The main new condition which is relevant is " a sufficient link with Switzerland" . This condition has previously been fixed by the Federal Tribunal in cases regarding the attachment of assets of foreign States and has now been made legally applicable to all types of attachments. In fact if the creditor does not hold a final judgement or an acknowledgment of debt, the attachment is only possible if the claim presents a sufficient link with Switzerland. The meaning of that requirement is not absolutely clear at the moment and we will have to wait for some decisions of the Supreme Court, which will issue principles helping to understand its precise meaning. The authors consider that " a sufficient link with Switzerland" will be admitted if the creditor is domiciled in Switzerland, or when a legal or contractual obligation must be performed in Switzerland, or a contract has been concluded in Switzerland, or if the seat of the Arbitral Tribunal is in Switzerland, or if the creditor conducts his business in Switzerland, and maybe if Swiss law is applicable to the contract claim. The initial wording of the Government's draft law was "tight link". The amendment by the Parliament from "tight" to "sufficient" in the final wording seems to indicate that the Courts should not adopt a too restrictive practice in the interpretation of the new legal condition.
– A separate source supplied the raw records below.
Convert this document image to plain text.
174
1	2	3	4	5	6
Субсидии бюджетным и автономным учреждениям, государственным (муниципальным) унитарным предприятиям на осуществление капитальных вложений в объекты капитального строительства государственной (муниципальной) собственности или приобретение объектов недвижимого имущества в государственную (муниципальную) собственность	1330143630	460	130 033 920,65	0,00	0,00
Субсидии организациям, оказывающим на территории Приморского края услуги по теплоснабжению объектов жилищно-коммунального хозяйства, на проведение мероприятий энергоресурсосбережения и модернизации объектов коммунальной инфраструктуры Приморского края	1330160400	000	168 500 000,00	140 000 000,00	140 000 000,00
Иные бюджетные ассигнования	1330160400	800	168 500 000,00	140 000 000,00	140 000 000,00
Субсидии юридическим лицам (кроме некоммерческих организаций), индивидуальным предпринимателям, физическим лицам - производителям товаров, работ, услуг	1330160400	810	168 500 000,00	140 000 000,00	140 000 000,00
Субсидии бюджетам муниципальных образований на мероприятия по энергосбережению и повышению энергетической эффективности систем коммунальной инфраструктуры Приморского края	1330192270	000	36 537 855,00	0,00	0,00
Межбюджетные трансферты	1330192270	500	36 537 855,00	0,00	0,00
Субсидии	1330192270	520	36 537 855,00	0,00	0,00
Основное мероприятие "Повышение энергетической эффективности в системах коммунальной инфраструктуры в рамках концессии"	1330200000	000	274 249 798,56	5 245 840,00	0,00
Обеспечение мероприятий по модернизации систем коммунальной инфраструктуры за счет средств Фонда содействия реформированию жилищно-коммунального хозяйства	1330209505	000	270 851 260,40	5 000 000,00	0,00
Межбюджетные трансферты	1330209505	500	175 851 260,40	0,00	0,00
INNOVATION IN THE PROCEDURE TO APPEAL AGAINST AN ATTACHMENT ORDER:
possibility to oppose and appeal

The attachement order is granted on the basis of the creditor's request, without hearing the debtor at this stage(art. 272 LP) ("ex parte").

The new law has introduced an opposition procedure against the attachment Order ( 278 LP). The aim of this new summary procedure is to allow the judge to verify within a short delay that the attachment is well-founded after having heard the opponent.

The parties can plead all the grounds related to the conditions of article 272 LP granting an attachment.

The opposition procedure must be requested by the opponent within 10 days since the day he acknowledged the attachment procedure.

The opponent can be the debtor or a third party whose assets have been affected by the attachment. The opposition must be adressed to the same judge that has granted the attachment. After hearing all the parties he has to pronounce a new decision against which an appeal is possible. The appeal procedure is also something new.

The judge or the appeal Court must pronounce a new decision which confirms or modifies the attachment Order. The opposition procedure has not a suspensive effect, so that the attachment continues to be in force until the decision on opposition is pronounced.